Über die strategische Geduld des Irans:

„Wir warten in Teheran darauf, dass das israelische Regime zuschlägt. Und der Iran wird noch härter zurückschlagen. Als das Regime das iranische Konsulat in Damaskus bombardierte, wussten wir, dass es ohne Syrien sehr schwierig werden würde, die Hamas, den Islamischen Dschihad und die Hisbollah zu unterstützen. Und die Folgen des 7. Oktober wären viel schlimmer gewesen als das, was wir heute sehen. Nach dem Anschlag in Damaskus hat der Iran zurückgeschlagen. Einige meinten, das sei nicht genug. Jetzt wissen wir alle, dass es den Iranern darum ging, Informationen über Flugabwehr- und Raketenabwehrfähigkeiten zu sammeln. Und das Ergebnis haben wir letzte Woche gesehen. Wenn das Regime Teheran angreift, wird es etwas viel Schlimmeres erleben. Ich blicke optimistisch in die Zukunft, auch wenn die nächsten Tage und Monate schmerzhaft sein werden.

Über die Ermordung von Sayyed Nasrallah:

„Ich ging in den Libanon, als die Bombardierungen von Shock and Awe begannen. Und ich war dort, bevor Hassan Nasrallah, der große Märtyrer des Widerstands, ermordet wurde. Ich war buchstäblich tausend Meter entfernt, als sie zuschlugen. Sie töteten Hunderte Mensch und brachten sechs Wohntürme zum Einsturz, um Sayyed Hassan zu ermorden. Das israelische Regime ist bereit, solche Taten zu begehen. Es ist brutal, es ist illegitim, wir können nicht mit einem illegitimen Regime verhandeln. Die westlichen Medien verbreiten eine Geschichte, die so unglaublich und unehrlich ist.

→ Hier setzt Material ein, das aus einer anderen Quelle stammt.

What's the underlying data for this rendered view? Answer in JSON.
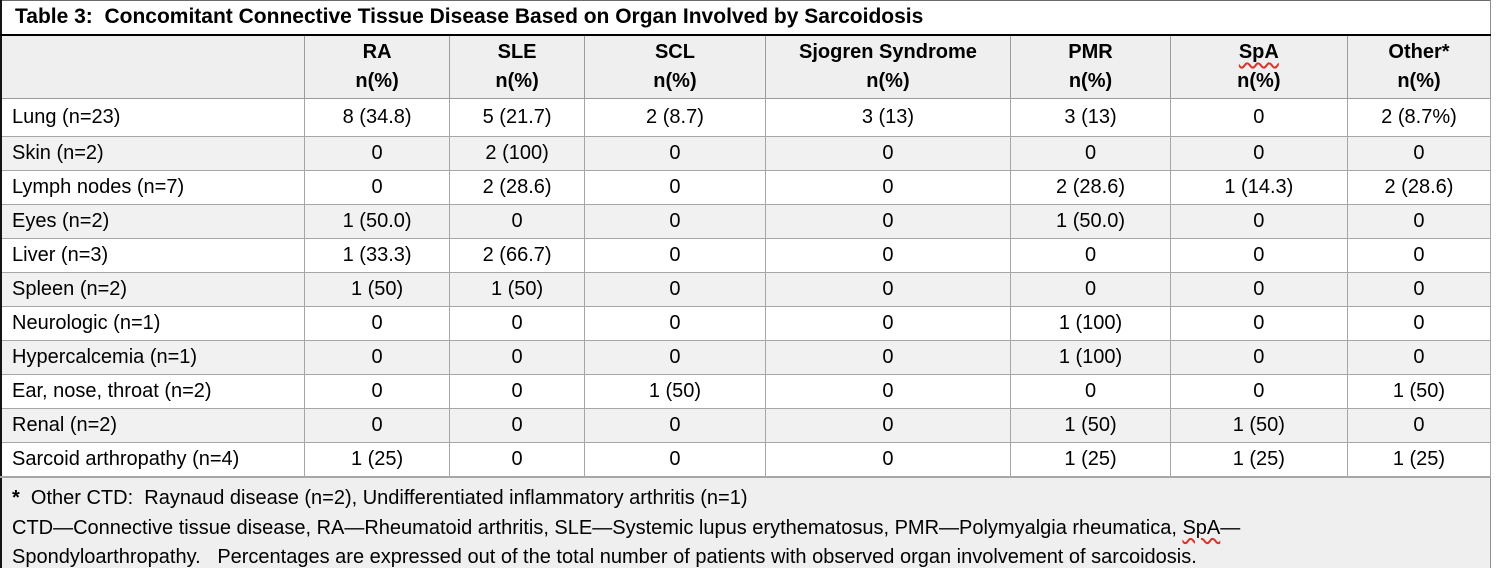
{
  "title": "Table 3:  Concomitant Connective Tissue Disease Based on Organ Involved by Sarcoidosis",
  "table": {
    "columns": [
      {
        "label": "RA",
        "sub": "n(%)",
        "misspelled": false
      },
      {
        "label": "SLE",
        "sub": "n(%)",
        "misspelled": false
      },
      {
        "label": "SCL",
        "sub": "n(%)",
        "misspelled": false
      },
      {
        "label": "Sjogren Syndrome",
        "sub": "n(%)",
        "misspelled": false
      },
      {
        "label": "PMR",
        "sub": "n(%)",
        "misspelled": false
      },
      {
        "label": "SpA",
        "sub": "n(%)",
        "misspelled": true
      },
      {
        "label": "Other*",
        "sub": "n(%)",
        "misspelled": false
      }
    ],
    "rows": [
      {
        "organ": "Lung (n=23)",
        "values": [
          "8 (34.8)",
          "5 (21.7)",
          "2 (8.7)",
          "3 (13)",
          "3 (13)",
          "0",
          "2 (8.7%)"
        ]
      },
      {
        "organ": "Skin (n=2)",
        "values": [
          "0",
          "2 (100)",
          "0",
          "0",
          "0",
          "0",
          "0"
        ]
      },
      {
        "organ": "Lymph nodes (n=7)",
        "values": [
          "0",
          "2 (28.6)",
          "0",
          "0",
          "2 (28.6)",
          "1 (14.3)",
          "2 (28.6)"
        ]
      },
      {
        "organ": "Eyes (n=2)",
        "values": [
          "1 (50.0)",
          "0",
          "0",
          "0",
          "1 (50.0)",
          "0",
          "0"
        ]
      },
      {
        "organ": "Liver (n=3)",
        "values": [
          "1 (33.3)",
          "2 (66.7)",
          "0",
          "0",
          "0",
          "0",
          "0"
        ]
      },
      {
        "organ": "Spleen (n=2)",
        "values": [
          "1 (50)",
          "1 (50)",
          "0",
          "0",
          "0",
          "0",
          "0"
        ]
      },
      {
        "organ": "Neurologic (n=1)",
        "values": [
          "0",
          "0",
          "0",
          "0",
          "1 (100)",
          "0",
          "0"
        ]
      },
      {
        "organ": "Hypercalcemia (n=1)",
        "values": [
          "0",
          "0",
          "0",
          "0",
          "1 (100)",
          "0",
          "0"
        ]
      },
      {
        "organ": "Ear, nose, throat (n=2)",
        "values": [
          "0",
          "0",
          "1 (50)",
          "0",
          "0",
          "0",
          "1 (50)"
        ]
      },
      {
        "organ": "Renal (n=2)",
        "values": [
          "0",
          "0",
          "0",
          "0",
          "1 (50)",
          "1 (50)",
          "0"
        ]
      },
      {
        "organ": "Sarcoid arthropathy (n=4)",
        "values": [
          "1 (25)",
          "0",
          "0",
          "0",
          "1 (25)",
          "1 (25)",
          "1 (25)"
        ]
      }
    ]
  },
  "footnotes": {
    "star": "*",
    "other_ctd": "  Other CTD:  Raynaud disease (n=2), Undifferentiated inflammatory arthritis (n=1)",
    "abbrev_before": "CTD—Connective tissue disease, RA—Rheumatoid arthritis, SLE—Systemic lupus erythematosus, PMR—Polymyalgia rheumatica, ",
    "abbrev_spa": "SpA",
    "abbrev_dash": "—",
    "continuation": "Spondyloarthropathy.   Percentages are expressed out of the total number of patients with observed organ involvement of sarcoidosis."
  },
  "colors": {
    "header_shading": "#efefef",
    "band_shading": "#f1f1f1",
    "grid_border": "#a6a6a6",
    "title_rule": "#000000",
    "spellcheck_underline": "#d8342a"
  }
}
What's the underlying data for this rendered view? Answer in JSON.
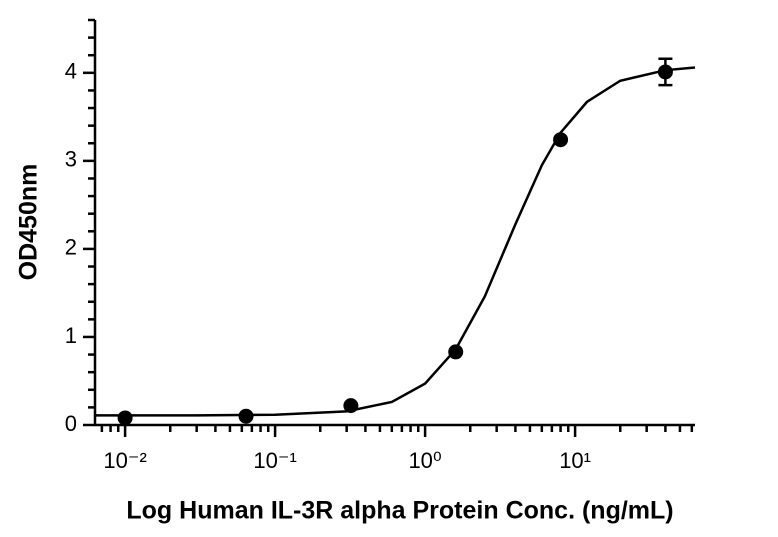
{
  "chart_data": {
    "type": "scatter",
    "xlabel": "Log Human IL-3R alpha Protein Conc. (ng/mL)",
    "ylabel": "OD450nm",
    "xscale": "log",
    "xlim": [
      0.0063,
      63
    ],
    "ylim": [
      0,
      4.6
    ],
    "xticks": [
      {
        "value": 0.01,
        "label": "10⁻²"
      },
      {
        "value": 0.1,
        "label": "10⁻¹"
      },
      {
        "value": 1,
        "label": "10⁰"
      },
      {
        "value": 10,
        "label": "10¹"
      }
    ],
    "xminorticks": [
      0.007,
      0.008,
      0.009,
      0.02,
      0.03,
      0.04,
      0.05,
      0.06,
      0.07,
      0.08,
      0.09,
      0.2,
      0.3,
      0.4,
      0.5,
      0.6,
      0.7,
      0.8,
      0.9,
      2,
      3,
      4,
      5,
      6,
      7,
      8,
      9,
      20,
      30,
      40,
      50,
      60
    ],
    "yticks": [
      0,
      1,
      2,
      3,
      4
    ],
    "yminorticks": [
      0.2,
      0.4,
      0.6,
      0.8,
      1.2,
      1.4,
      1.6,
      1.8,
      2.2,
      2.4,
      2.6,
      2.8,
      3.2,
      3.4,
      3.6,
      3.8,
      4.2,
      4.4,
      4.6
    ],
    "series": [
      {
        "color": "#000000",
        "x": [
          0.01,
          0.064,
          0.32,
          1.6,
          8,
          40
        ],
        "values": [
          0.08,
          0.1,
          0.22,
          0.83,
          3.24,
          4.01
        ],
        "errors": [
          null,
          null,
          null,
          null,
          null,
          0.15
        ]
      },
      {
        "color": "#000000",
        "kind": "fit",
        "x": [
          0.0063,
          0.01,
          0.03,
          0.1,
          0.3,
          0.6,
          1,
          1.6,
          2.5,
          4,
          6,
          8,
          12,
          20,
          40,
          63
        ],
        "values": [
          0.11,
          0.11,
          0.11,
          0.116,
          0.155,
          0.262,
          0.47,
          0.86,
          1.46,
          2.28,
          2.95,
          3.32,
          3.67,
          3.91,
          4.03,
          4.06
        ]
      }
    ]
  }
}
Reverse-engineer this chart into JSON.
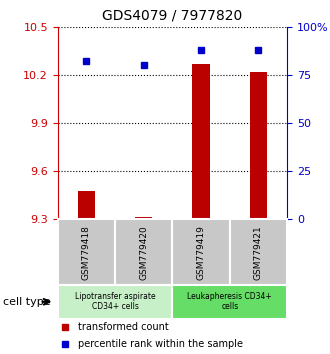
{
  "title": "GDS4079 / 7977820",
  "samples": [
    "GSM779418",
    "GSM779420",
    "GSM779419",
    "GSM779421"
  ],
  "transformed_counts": [
    9.48,
    9.315,
    10.265,
    10.22
  ],
  "percentile_ranks": [
    82,
    80,
    88,
    88
  ],
  "ylim_left": [
    9.3,
    10.5
  ],
  "yticks_left": [
    9.3,
    9.6,
    9.9,
    10.2,
    10.5
  ],
  "yticks_right": [
    0,
    25,
    50,
    75,
    100
  ],
  "bar_color": "#bb0000",
  "dot_color": "#0000cc",
  "bar_bottom": 9.3,
  "groups": [
    {
      "label": "Lipotransfer aspirate\nCD34+ cells",
      "color": "#c8f0c8"
    },
    {
      "label": "Leukapheresis CD34+\ncells",
      "color": "#66dd66"
    }
  ],
  "legend_items": [
    {
      "color": "#bb0000",
      "marker": "s",
      "label": "transformed count"
    },
    {
      "color": "#0000cc",
      "marker": "s",
      "label": "percentile rank within the sample"
    }
  ],
  "cell_type_label": "cell type",
  "ax_left_color": "#cc0000",
  "ax_right_color": "#0000cc",
  "sample_box_color": "#c8c8c8",
  "bar_width": 0.3
}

Einige der brisanten Themen, die auf der Konferenz diskutiert wurden, wurden im Zentrum für Islam und globale Angelegenheiten (CIGA) an der Zaim-Universität kanalisiert, als Max Blumenthal von The Grayzone seinen neuen Dokumentarfilm vorstellte.

Atrocity Inc: How Israel Sells the Destruction of Gaza, eine detaillierte Reportage, die das führende israelisch-amerikanische Narrativ der Zeit nach dem 7. Oktober entlarvt, den Schwindel mit den „geköpften Babys“, der entscheidend war, um im Westen Unterstützung für den Völkermord in Gaza zu gewinnen.

Die Konferenzreihe in Istanbul hat einige Dinge sehr deutlich gemacht. Es ist unmöglich, sich auf die korrupten arabischen Regime – das schwächste Glied in der Kette – zu verlassen, um den Völkermord in Gaza zu stoppen, der sich jetzt auf die Bombardierung des Libanon ausweitet. Es ist unmöglich, die talmudischen, psychopathologischen Extremisten in Tel Aviv dazu zu bringen, sich auf Diplomatie einzulassen – außer mit militärischer Gewalt.

Es ist jedoch möglich, dass eine Welle der öffentlichen Meinung der Mehrheit der Weltbevölkerung die Auferlegung strenger praktischer Beschränkungen für die Atrocity Inc. vorantreibt – unter anderem wirtschaftliche Strangulierung – und so letztlich dazu beiträgt, die Entstehung eines souveränen Palästina zu einem lebensfähigen Dreh- und Angelpunkt der islamischen zivilisatorischen Renaissance zu machen.